Part of my history studies as a child, in Uruguay, was about the British Industrial Revolution. We learnt the process through which this country became one of the most significant power countries worldwide with the development of the train as the main star. But I’ve realised here what the train means to this country. It was the main way of transport that I was glad to use every time that I visited another city. If you plan in advance, prices are very cheap, and the service is excellent. The trip is beautiful, outside you will see miles of the greenest grass ever, with crops growing, livestock, and some big old house in the middle of nowhere.

Between classes and assignments, I took advantage of this inter-city transportation to go to cities that I probably could never visit as a tourist, such as Cardiff, Leicester, Birmingham, Oxford, Bristol, Winchester, and Edinburgh. Every city was greater than the other. London, of course, is the greatest one. It is unbelievable and full of things to do. As I was living only 25 minutes away from London, I went there many times and every time I wasn’t able to do all the things I wanted to. While London shows you the magic of a global intercultural city, on the other side of the kingdom, Edinburgh makes you travel in time to a historical place with their own identity and nationality. In the middle, hundreds of villages, towns, and cities, show you the British culture with all their eccentricities. Take your time, plan it, and visit as many cities as you can!

The best part of this year…

Undoubtedly, the best outcome of this experience was the new friends that I found here. Friends from all over the world! Some of them had the same expectations and doubts as I had, and others with a lot of wisdom to share. Different cultures gathered in a common space, with differences and similarities. A mix of people from Colombia, Italy, Japan, Kenya, The Gambia, India, Jamaica, Lesotho, Ghana, Greece, and Nigeria, just to mention a few countries of the many that now I know a little more about and would like to visit, as now I have friends there.

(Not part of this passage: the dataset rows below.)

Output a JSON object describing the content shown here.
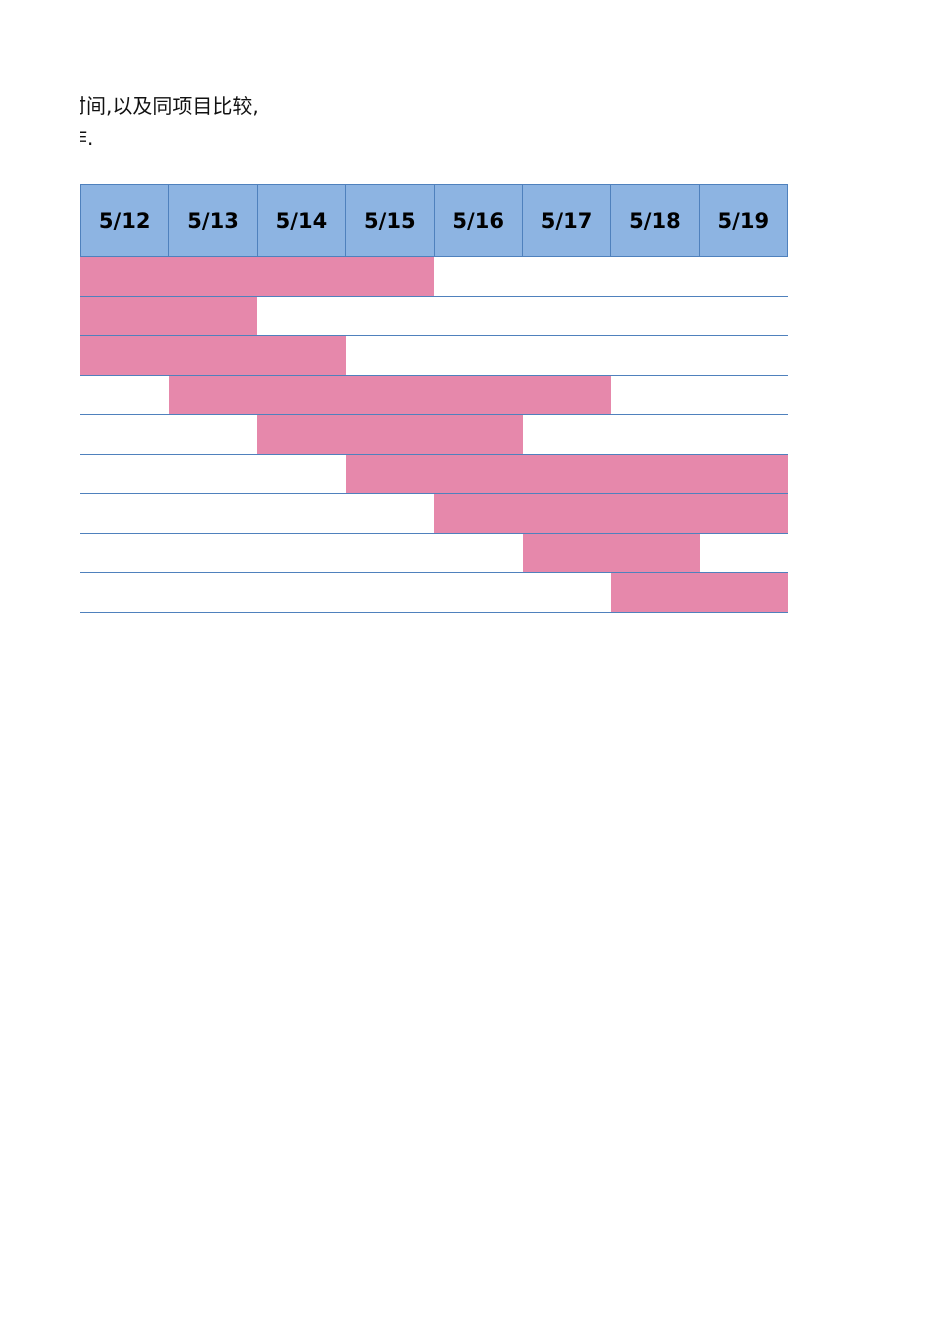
{
  "text": {
    "line1": "时间,以及同项目比较,",
    "line2": "作."
  },
  "gantt": {
    "dates": [
      "5/12",
      "5/13",
      "5/14",
      "5/15",
      "5/16",
      "5/17",
      "5/18",
      "5/19"
    ],
    "bar_color": "#e688ab",
    "header_color": "#8db4e2",
    "rows": [
      {
        "start": "5/12",
        "end": "5/15"
      },
      {
        "start": "5/12",
        "end": "5/13"
      },
      {
        "start": "5/12",
        "end": "5/14"
      },
      {
        "start": "5/13",
        "end": "5/17"
      },
      {
        "start": "5/14",
        "end": "5/16"
      },
      {
        "start": "5/15",
        "end": "5/19"
      },
      {
        "start": "5/16",
        "end": "5/19"
      },
      {
        "start": "5/17",
        "end": "5/18"
      },
      {
        "start": "5/18",
        "end": "5/19"
      }
    ]
  }
}
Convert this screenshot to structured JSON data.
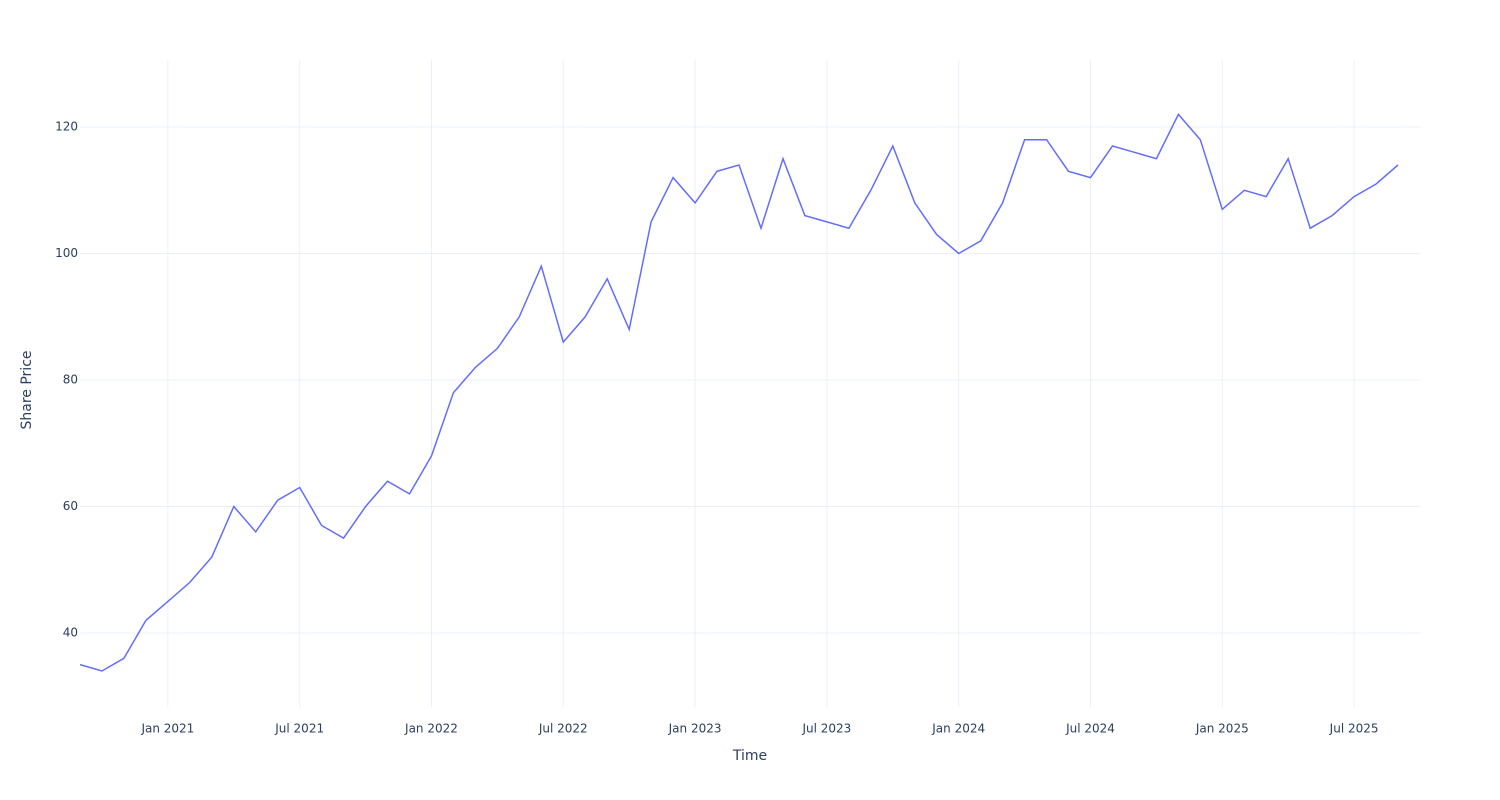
{
  "chart_data": {
    "type": "line",
    "x_label": "Time",
    "y_label": "Share Price",
    "x": [
      "2020-09",
      "2020-10",
      "2020-11",
      "2020-12",
      "2021-01",
      "2021-02",
      "2021-03",
      "2021-04",
      "2021-05",
      "2021-06",
      "2021-07",
      "2021-08",
      "2021-09",
      "2021-10",
      "2021-11",
      "2021-12",
      "2022-01",
      "2022-02",
      "2022-03",
      "2022-04",
      "2022-05",
      "2022-06",
      "2022-07",
      "2022-08",
      "2022-09",
      "2022-10",
      "2022-11",
      "2022-12",
      "2023-01",
      "2023-02",
      "2023-03",
      "2023-04",
      "2023-05",
      "2023-06",
      "2023-07",
      "2023-08",
      "2023-09",
      "2023-10",
      "2023-11",
      "2023-12",
      "2024-01",
      "2024-02",
      "2024-03",
      "2024-04",
      "2024-05",
      "2024-06",
      "2024-07",
      "2024-08",
      "2024-09",
      "2024-10",
      "2024-11",
      "2024-12",
      "2025-01",
      "2025-02",
      "2025-03",
      "2025-04",
      "2025-05",
      "2025-06",
      "2025-07",
      "2025-08",
      "2025-09"
    ],
    "series": [
      {
        "name": "Share Price",
        "color": "#636efa",
        "values": [
          35,
          34,
          36,
          42,
          45,
          48,
          52,
          60,
          56,
          61,
          63,
          57,
          55,
          60,
          64,
          62,
          68,
          78,
          82,
          85,
          90,
          98,
          86,
          90,
          96,
          88,
          105,
          112,
          108,
          113,
          114,
          104,
          115,
          106,
          105,
          104,
          110,
          117,
          108,
          103,
          100,
          102,
          108,
          118,
          118,
          113,
          112,
          117,
          116,
          115,
          122,
          118,
          107,
          110,
          109,
          115,
          104,
          106,
          109,
          111,
          114
        ]
      }
    ],
    "xlim": [
      "2020-09",
      "2025-10"
    ],
    "xticks": [
      {
        "value": "2021-01",
        "label": "Jan 2021"
      },
      {
        "value": "2021-07",
        "label": "Jul 2021"
      },
      {
        "value": "2022-01",
        "label": "Jan 2022"
      },
      {
        "value": "2022-07",
        "label": "Jul 2022"
      },
      {
        "value": "2023-01",
        "label": "Jan 2023"
      },
      {
        "value": "2023-07",
        "label": "Jul 2023"
      },
      {
        "value": "2024-01",
        "label": "Jan 2024"
      },
      {
        "value": "2024-07",
        "label": "Jul 2024"
      },
      {
        "value": "2025-01",
        "label": "Jan 2025"
      },
      {
        "value": "2025-07",
        "label": "Jul 2025"
      }
    ],
    "ylim": [
      28.3,
      130.6
    ],
    "yticks": [
      40,
      60,
      80,
      100,
      120
    ],
    "grid": true
  }
}
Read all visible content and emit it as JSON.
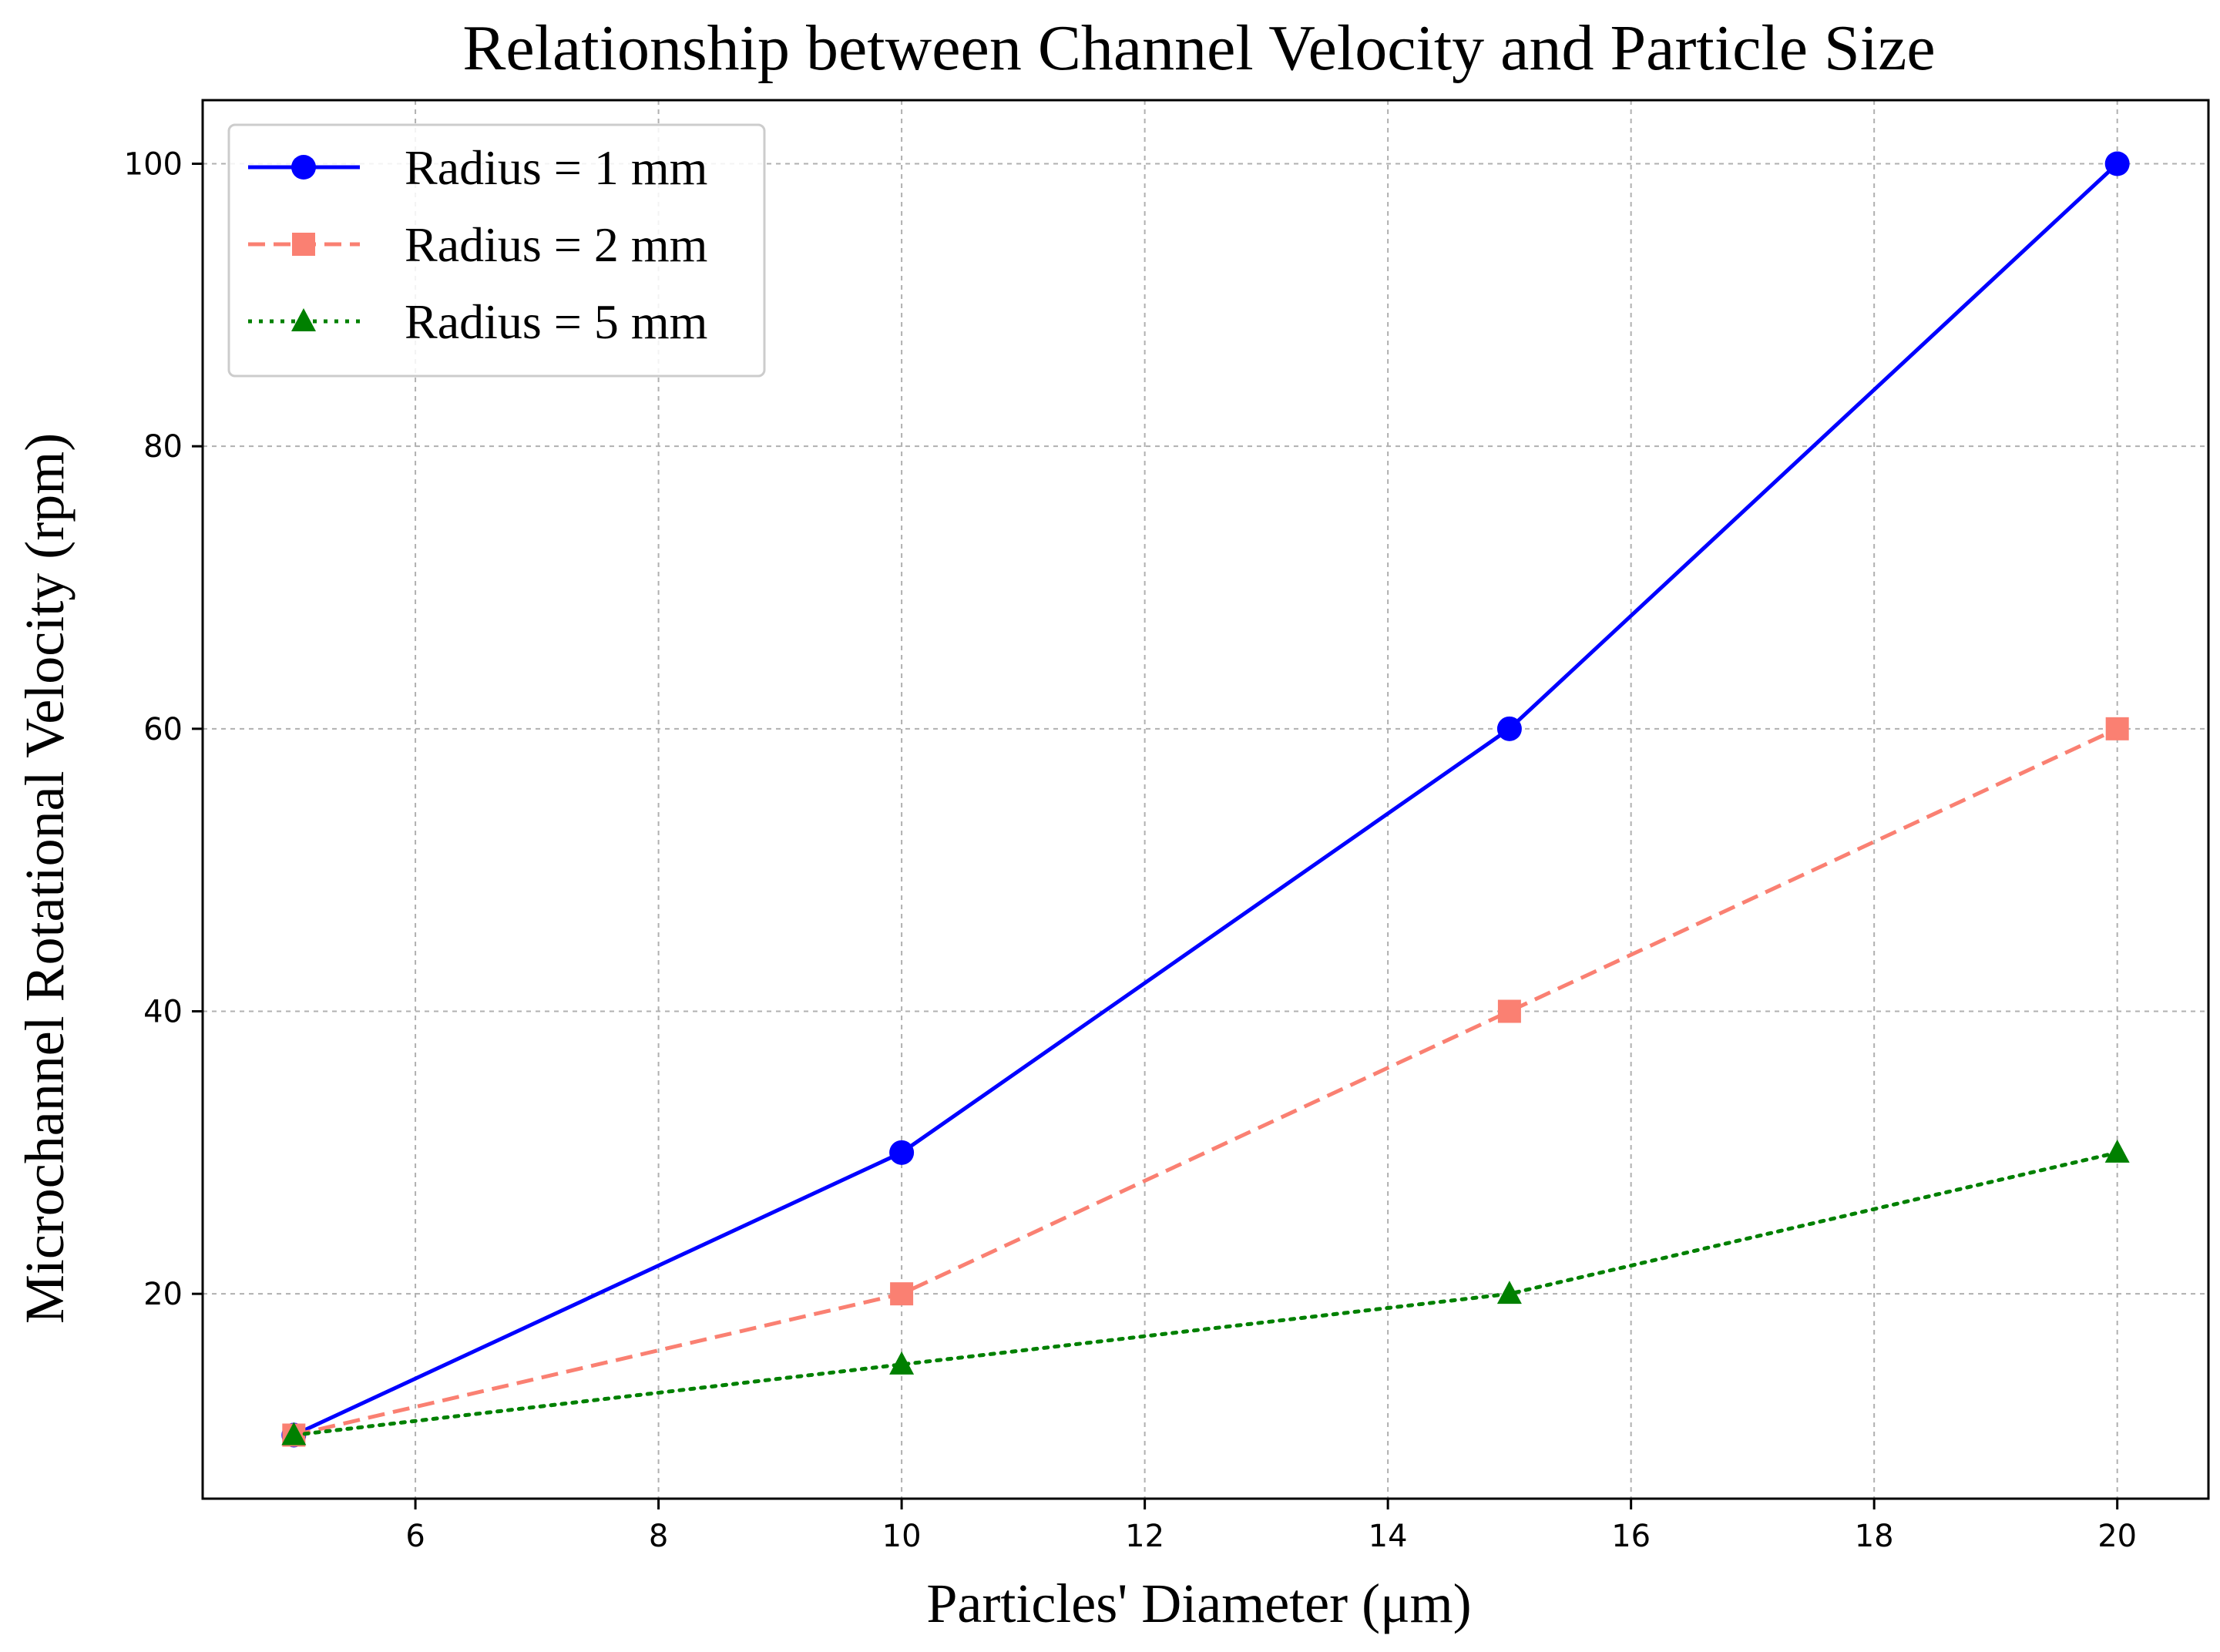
{
  "chart_data": {
    "type": "line",
    "title": "Relationship between Channel Velocity and Particle Size",
    "xlabel": "Particles' Diameter (μm)",
    "ylabel": "Microchannel Rotational Velocity (rpm)",
    "xlim": [
      4.25,
      20.75
    ],
    "ylim": [
      5.5,
      104.5
    ],
    "xticks": [
      6,
      8,
      10,
      12,
      14,
      16,
      18,
      20
    ],
    "yticks": [
      20,
      40,
      60,
      80,
      100
    ],
    "grid": true,
    "legend_position": "top-left",
    "x": [
      5,
      10,
      15,
      20
    ],
    "series": [
      {
        "name": "Radius = 1 mm",
        "values": [
          10,
          30,
          60,
          100
        ],
        "color": "#0000ff",
        "line_style": "solid",
        "marker": "circle"
      },
      {
        "name": "Radius = 2 mm",
        "values": [
          10,
          20,
          40,
          60
        ],
        "color": "#fa8072",
        "line_style": "dashed",
        "marker": "square"
      },
      {
        "name": "Radius = 5 mm",
        "values": [
          10,
          15,
          20,
          30
        ],
        "color": "#008000",
        "line_style": "dotted",
        "marker": "triangle"
      }
    ]
  }
}
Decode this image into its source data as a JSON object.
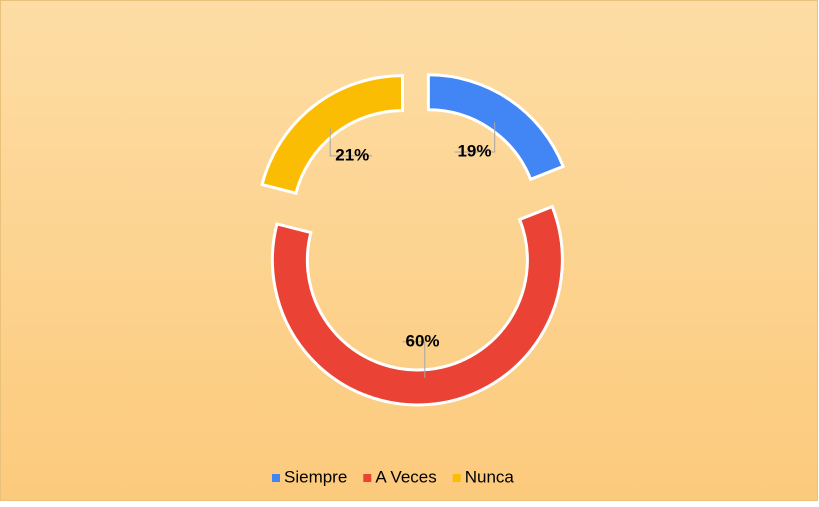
{
  "chart_data": {
    "type": "donut",
    "categories": [
      "Siempre",
      "A Veces",
      "Nunca"
    ],
    "values": [
      19,
      60,
      21
    ],
    "value_labels": [
      "19%",
      "60%",
      "21%"
    ],
    "colors": [
      "#4285f4",
      "#ea4335",
      "#fbbc04"
    ],
    "legend": "bottom"
  }
}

Chevening is also a community of people from different fields and interests. From the 2015/2016 cohort, I will keep not only friends but also potential partners for future projects. The group of Uruguayan students was a remarkable gang of candid people. Everyone opened their doors and friendship to the rest, and together we shared this experience throughout the year, and hopefully we will keep this friendship in the future as well.

The final task: the dissertation and the closure

The dissertation was the most challenging assignment during the past year. For me, it was the first time that I faced such a task. The main goal: to show what you’ve learnt throughout the master’s degree in a unique research. Writing it wasn’t the main issue, I am now confident with the language. However, the challenge was to find the subject and to finish it in no more than three months. I must say that it wasn’t an easy job. It was hard and made me work tightly with a colourful schedule. It left me sleepless for many nights and with a caffeine overdose. ‘To finish it, you have to hate it,’ I was told by the uni’s counsellor as a way to complete the process I started a year ago. It definitely wasn’t ‘hate’ that made me finish it, but a mix of contradictory feelings of being so close to the end of this pathway, that I cannot explain with simple words.

Once I had finished it, the final step (and the most difficult one!) was to say goodbye to the campus that hosted me during the year—its greenery, its swans, and ducks at the lagoon, its lecturers and the friends, which one to one returned to their respective countries. And now what? This is the main question that I ask myself since I’ve finished. I know that I’ve learnt a lot, I feel different than last year, more tolerant and upon all, more humble. I’ve realised that the next challenge would depend on my own effort and work to make it happen, to create new opportunities, new experiences, and new possibilities, and I am not afraid anymore. So, let’s go for it!